Son parcours professionnel l’a amené à chercher une formation complémentaire à la systémie et à la thérapie familiale afin de réfléchir sur l’alliance parents-professionnels : la médiation familiale.  L’approche-médiation qu’elle expérimente dans son travail est un modèle d’intervention créée par Pierrette Brisson, pionnière québécoise de la médiation en protection de l'enfance et elle-même. Ce modèle d’intervention renforce l'implication des familles dans la résolution de leurs difficultés ainsi que dans la mise en œuvre des changements nécessaires pour assurer la protection et la prise en compte des besoins de leur enfant.
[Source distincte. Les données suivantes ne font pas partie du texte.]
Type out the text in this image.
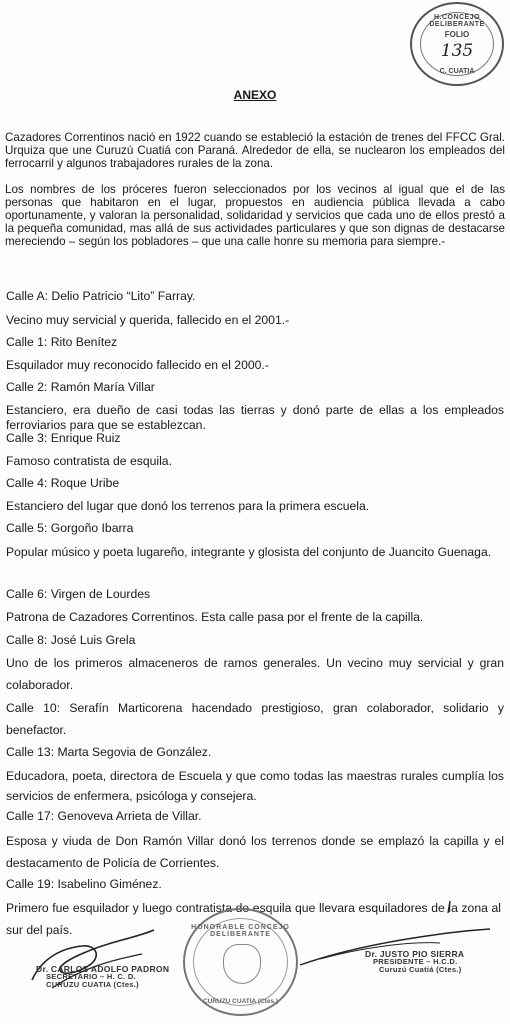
H.CONCEJO DELIBERANTE
FOLIO
135
C. CUATIA
ANEXO
Cazadores Correntinos nació en 1922 cuando se estableció la estación de trenes del FFCC Gral. Urquiza que une Curuzú Cuatiá con Paraná. Alrededor de ella, se nuclearon los empleados del ferrocarril y algunos trabajadores rurales de la zona.
Los nombres de los próceres fueron seleccionados por los vecinos al igual que el de las personas que habitaron en el lugar, propuestos en audiencia pública llevada a cabo oportunamente, y valoran la personalidad, solidaridad y servicios que cada uno de ellos prestó a la pequeña comunidad, mas allá de sus actividades particulares y que son dignas de destacarse mereciendo – según los pobladores – que una calle honre su memoria para siempre.-
Calle A: Delio Patricio “Lito” Farray.
Vecino muy servicial y querida, fallecido en el 2001.-
Calle 1: Rito Benítez
Esquilador muy reconocido fallecido en el 2000.-
Calle 2: Ramón María Villar
Estanciero, era dueño de casi todas las tierras y donó parte de ellas a los empleados ferroviarios para que se establezcan.
Calle 3: Enrique Ruiz
Famoso contratista de esquila.
Calle 4: Roque Uribe
Estanciero del lugar que donó los terrenos para la primera escuela.
Calle 5: Gorgoño Ibarra
Popular músico y poeta lugareño, integrante y glosista del conjunto de Juancito Guenaga.
Calle 6: Virgen de Lourdes
Patrona de Cazadores Correntinos. Esta calle pasa por el frente de la capilla.
Calle 8: José Luis Grela
Uno de los primeros almaceneros de ramos generales. Un vecino muy servicial y gran colaborador.
Calle 10: Serafín Marticorena hacendado prestigioso, gran colaborador, solidario y benefactor.
Calle 13: Marta Segovia de González.
Educadora, poeta, directora de Escuela y que como todas las maestras rurales cumplía los servicios de enfermera, psicóloga y consejera.
Calle 17: Genoveva Arrieta de Villar.
Esposa y viuda de Don Ramón Villar donó los terrenos donde se emplazó la capilla y el destacamento de Policía de Corrientes.
Calle 19: Isabelino Giménez.
Primero fue esquilador y luego contratista de esquila que llevara esquiladores de la zona al sur del país.
Dr. CARLOS ADOLFO PADRON
SECRETARIO – H. C. D.
CURUZU CUATIA (Ctes.)
HONORABLE CONCEJO DELIBERANTE
CURUZU CUATIA (Ctes.)
Dr. JUSTO PIO SIERRA
PRESIDENTE – H.C.D.
Curuzú Cuatiá (Ctes.)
L'Approche-médiation s'applique dans tout contexte professionnel de prise de décisions où les enjeux relationnels entre les intéressés sont importants, ceci en favorisant la participation et l'engagement de ces derniers afin de parvenir à des solutions consensuelles. Deux points forts sont à retenir : exigence pour l’enfant (évaluation du risque de danger, besoins à satisfaire afin d’assurer son développement) et une meilleure relation avec les parents (donner du poids à ce qu’ils disent). Cette méthode à une visée modeste et doit permettre aux parents de trouver par eux-mêmes des solutions pas à pas. Croire aux compétences ne relève pas d’une pensée naïve mais ravive le sens profond de la narrativité.

- Emmanuelle Bonneville-Baruchel, docteur en psychologie, psychologue clinicienne, maitre de conférences en psychologie clinique-université Lyon : obstacles, conditions et limites dans le travail avec les parents pour la mise en place d’un soin psychique pour l’enfant.
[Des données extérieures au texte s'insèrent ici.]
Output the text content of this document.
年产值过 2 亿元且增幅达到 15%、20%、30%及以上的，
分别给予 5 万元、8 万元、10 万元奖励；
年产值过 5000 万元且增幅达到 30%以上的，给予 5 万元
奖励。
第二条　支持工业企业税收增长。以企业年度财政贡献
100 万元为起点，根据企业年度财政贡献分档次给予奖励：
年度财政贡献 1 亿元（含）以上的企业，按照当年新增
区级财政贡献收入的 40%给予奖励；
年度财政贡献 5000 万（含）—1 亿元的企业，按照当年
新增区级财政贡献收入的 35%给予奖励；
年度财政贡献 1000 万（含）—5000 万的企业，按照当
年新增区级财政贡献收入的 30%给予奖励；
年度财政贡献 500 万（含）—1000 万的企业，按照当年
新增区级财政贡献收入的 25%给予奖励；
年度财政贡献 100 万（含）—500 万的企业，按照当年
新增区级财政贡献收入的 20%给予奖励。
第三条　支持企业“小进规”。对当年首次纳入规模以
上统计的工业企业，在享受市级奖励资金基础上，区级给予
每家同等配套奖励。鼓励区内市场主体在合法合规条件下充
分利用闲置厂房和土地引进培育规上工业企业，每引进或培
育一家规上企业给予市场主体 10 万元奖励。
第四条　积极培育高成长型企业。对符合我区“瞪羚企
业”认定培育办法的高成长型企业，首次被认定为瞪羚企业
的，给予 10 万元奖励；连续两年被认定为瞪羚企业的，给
Intervention sur la mise en place de soins psychiques en protection de l’enfance et maintien des soins. Les jeunes suivis présentent des troubles sévères de l’attachement car ils ont subi des traumatismes relationnels précoces et répétés et beaucoup continuent malgré les mesures de protection de l’enfance à être confrontés à une réalité externe difficile. La dimension de soins psychique est une préconisation depuis de nombreuses années mais les projets de service ne sont pas toujours réels et les intervenants montrent souvent une résistance à penser les liens.
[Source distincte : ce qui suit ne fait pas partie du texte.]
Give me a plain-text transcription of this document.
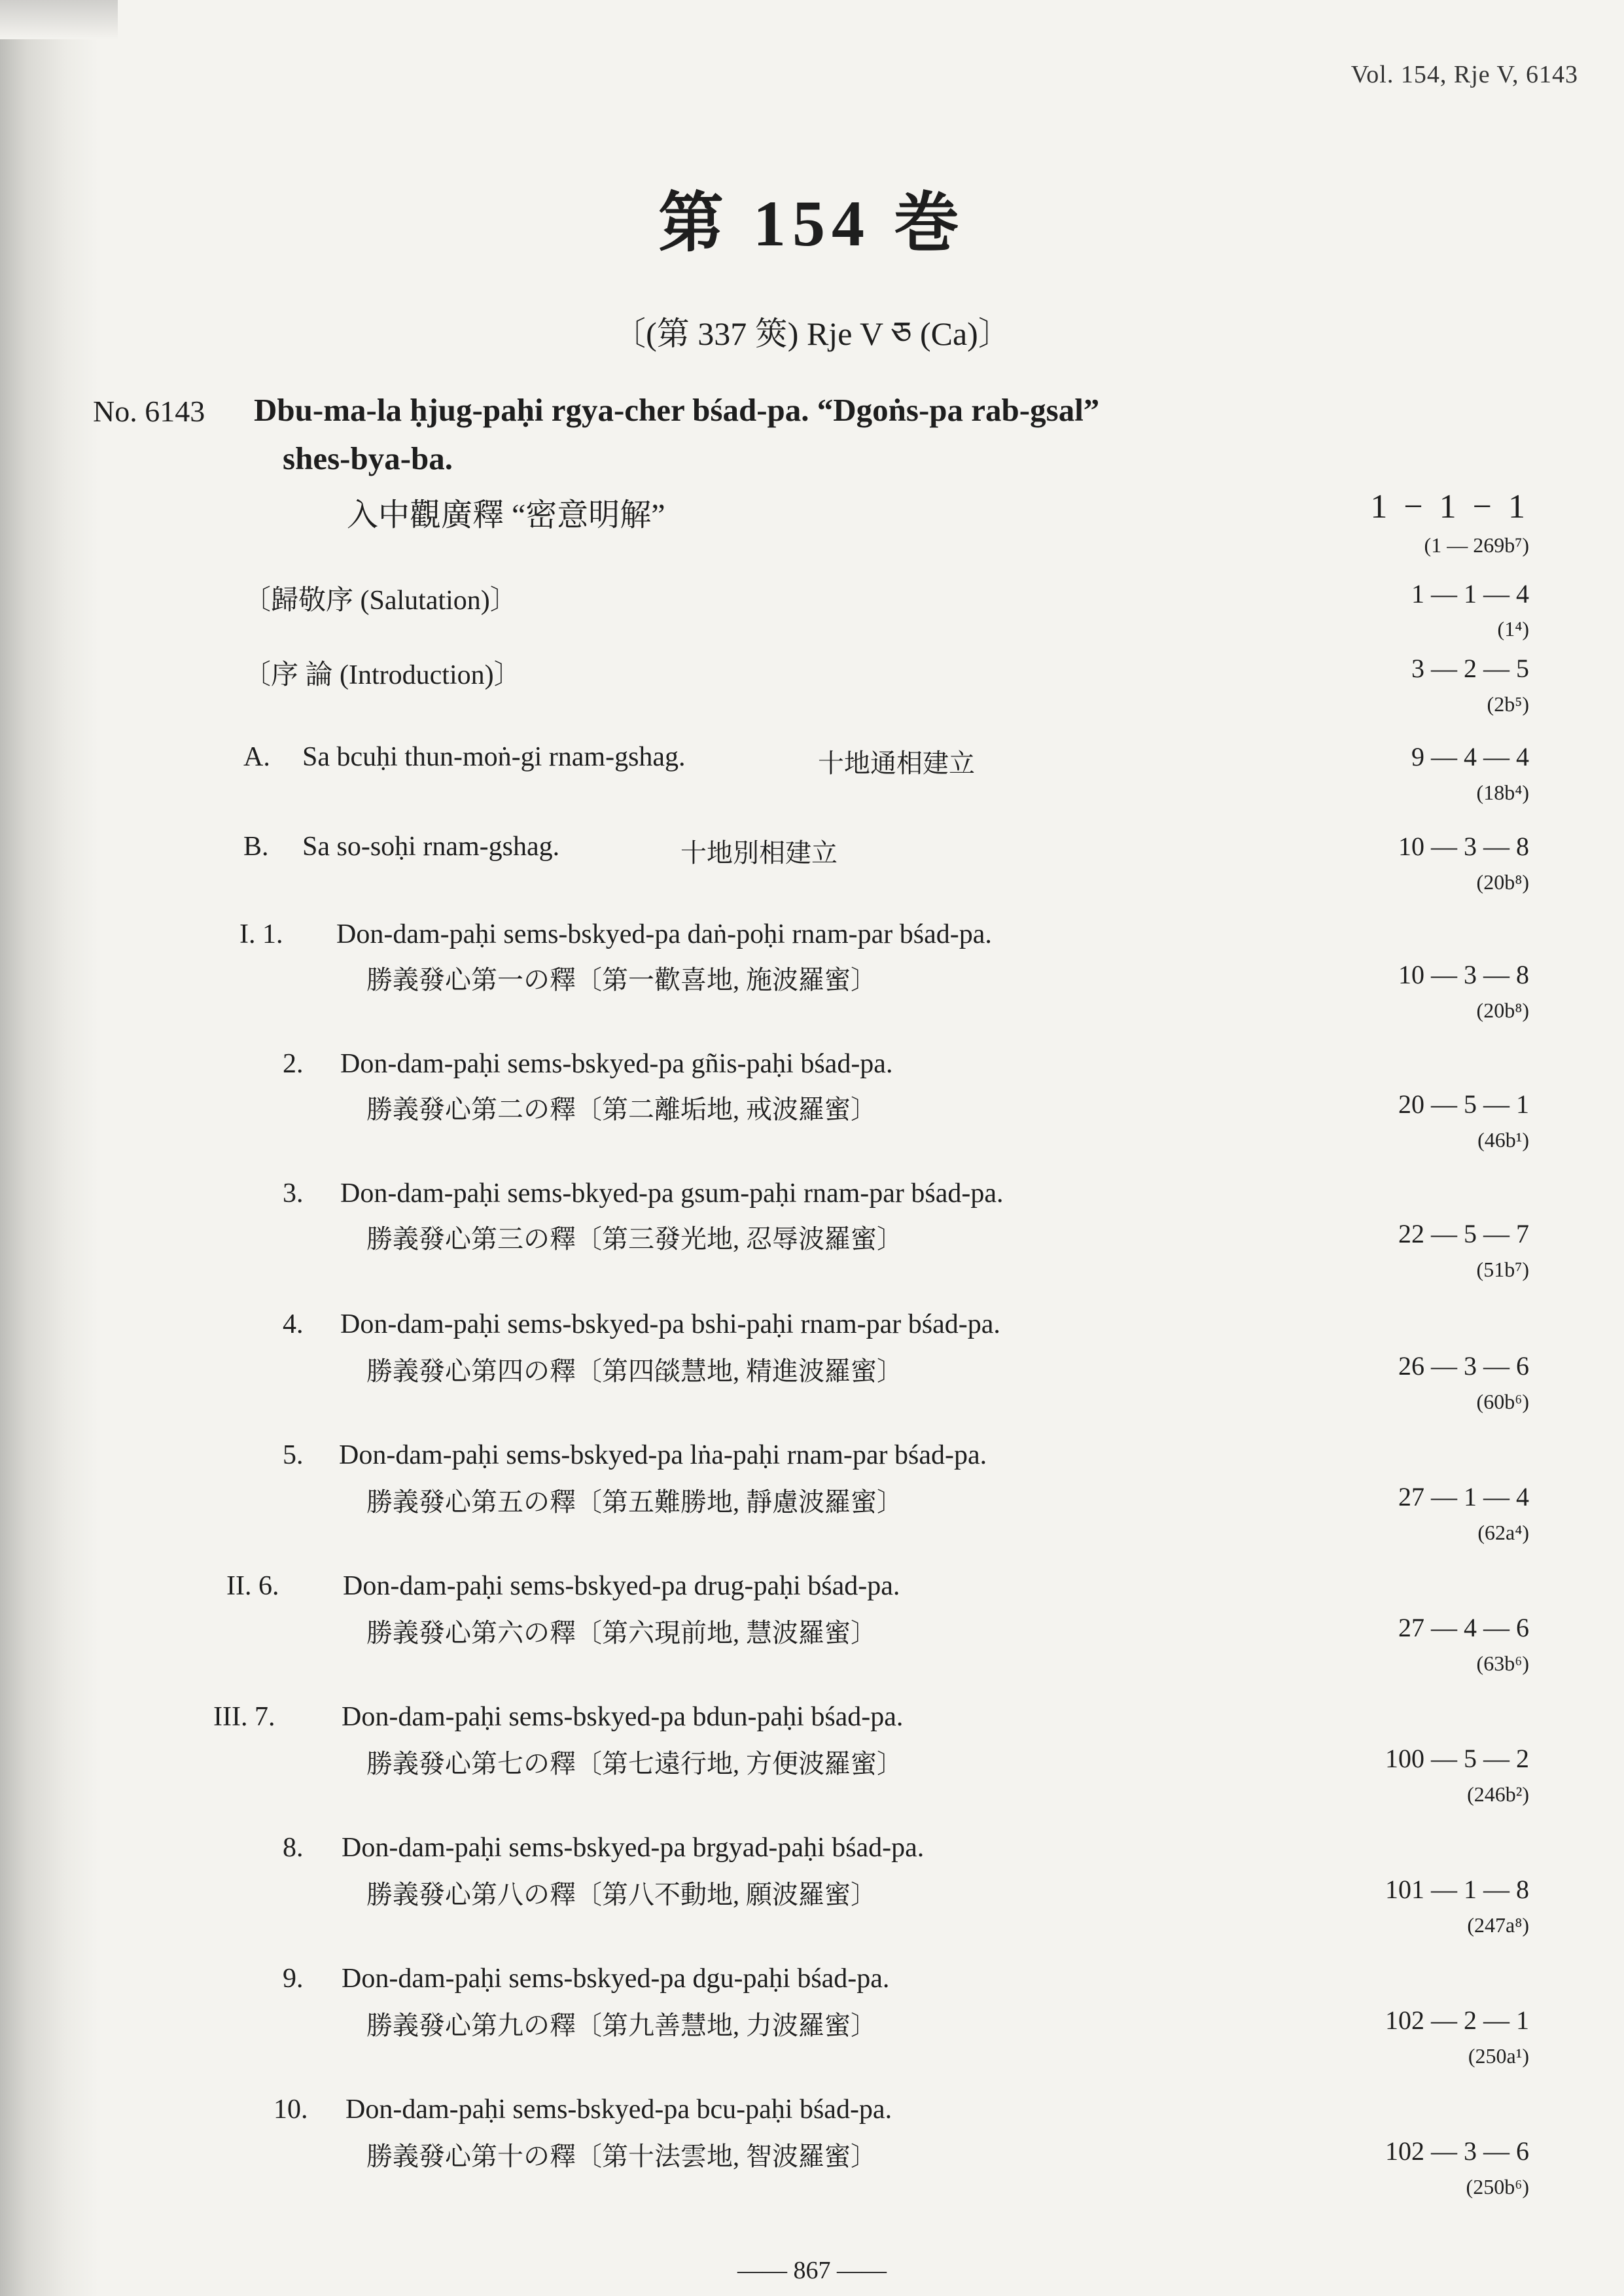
Vol. 154, Rje V, 6143
第 154 巻
〔(第 337 筴) Rje V ཅ (Ca)〕
No. 6143 Dbu-ma-la ḥjug-paḥi rgya-cher bśad-pa. “Dgoṅs-pa rab-gsal”
shes-bya-ba.
入中觀廣釋 “密意明解”	1 − 1 − 1
(1 — 269b⁷)
〔歸敬序 (Salutation)〕	1 — 1 — 4
(1⁴)
〔序 論 (Introduction)〕	3 — 2 — 5
(2b⁵)
A. Sa bcuḥi thun-moṅ-gi rnam-gshag.	十地通相建立	9 — 4 — 4
(18b⁴)
B. Sa so-soḥi rnam-gshag.	十地別相建立	10 — 3 — 8
(20b⁸)
I. 1. Don-dam-paḥi sems-bskyed-pa daṅ-poḥi rnam-par bśad-pa.
勝義發心第一の釋〔第一歡喜地, 施波羅蜜〕	10 — 3 — 8
(20b⁸)
2. Don-dam-paḥi sems-bskyed-pa gñis-paḥi bśad-pa.
勝義發心第二の釋〔第二離垢地, 戒波羅蜜〕	20 — 5 — 1
(46b¹)
3. Don-dam-paḥi sems-bkyed-pa gsum-paḥi rnam-par bśad-pa.
勝義發心第三の釋〔第三發光地, 忍辱波羅蜜〕	22 — 5 — 7
(51b⁷)
4. Don-dam-paḥi sems-bskyed-pa bshi-paḥi rnam-par bśad-pa.
勝義發心第四の釋〔第四燄慧地, 精進波羅蜜〕	26 — 3 — 6
(60b⁶)
5. Don-dam-paḥi sems-bskyed-pa lṅa-paḥi rnam-par bśad-pa.
勝義發心第五の釋〔第五難勝地, 靜慮波羅蜜〕	27 — 1 — 4
(62a⁴)
II. 6. Don-dam-paḥi sems-bskyed-pa drug-paḥi bśad-pa.
勝義發心第六の釋〔第六現前地, 慧波羅蜜〕	27 — 4 — 6
(63b⁶)
III. 7. Don-dam-paḥi sems-bskyed-pa bdun-paḥi bśad-pa.
勝義發心第七の釋〔第七遠行地, 方便波羅蜜〕	100 — 5 — 2
(246b²)
8. Don-dam-paḥi sems-bskyed-pa brgyad-paḥi bśad-pa.
勝義發心第八の釋〔第八不動地, 願波羅蜜〕	101 — 1 — 8
(247a⁸)
9. Don-dam-paḥi sems-bskyed-pa dgu-paḥi bśad-pa.
勝義發心第九の釋〔第九善慧地, 力波羅蜜〕	102 — 2 — 1
(250a¹)
10. Don-dam-paḥi sems-bskyed-pa bcu-paḥi bśad-pa.
勝義發心第十の釋〔第十法雲地, 智波羅蜜〕	102 — 3 — 6
(250b⁶)
—— 867 ——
Le refus parental aux soins est une logique paradoxale à comprendre si l’on veut tenter de sortir du conflit et de l’impasse thérapeutique. Il révèle souvent un problème personnel des parents souffrant de carences narcissiques. Il s’agit d’un déni de leur souffrance : le soin psychique est vu comme une nouvelle attaque ou une humiliation et devient source d’angoisse. Reconnaitre que leur enfant a des troubles psychiques c’est se remettre en cause. La proposition de soin par le personnel soignant va susciter une attaque envieuse (cf. Albert Ciccone : la part du bébé envieux) chez le parent, envieux de cette attention et des soins dont lui-même a été privé. La négociation de la mise en œuvre des soins devient le théâtre d’une lutte de pouvoir : qui détient alors l’autorité parentale ? Cette lutte de pouvoir va se jouer d’abord avec l’autre parent (fantasmes paranoïaques, l’autre parent fait alliance avec les soignants) puis avec les professionnels (judiciarisation de l’accès aux soins dans les cas extrêmes). La recherche de l’adhésion des parents est cruciale et doit être réaffirmée à chaque fois afin que les parents se sentent reconnus et désirés par les soignants.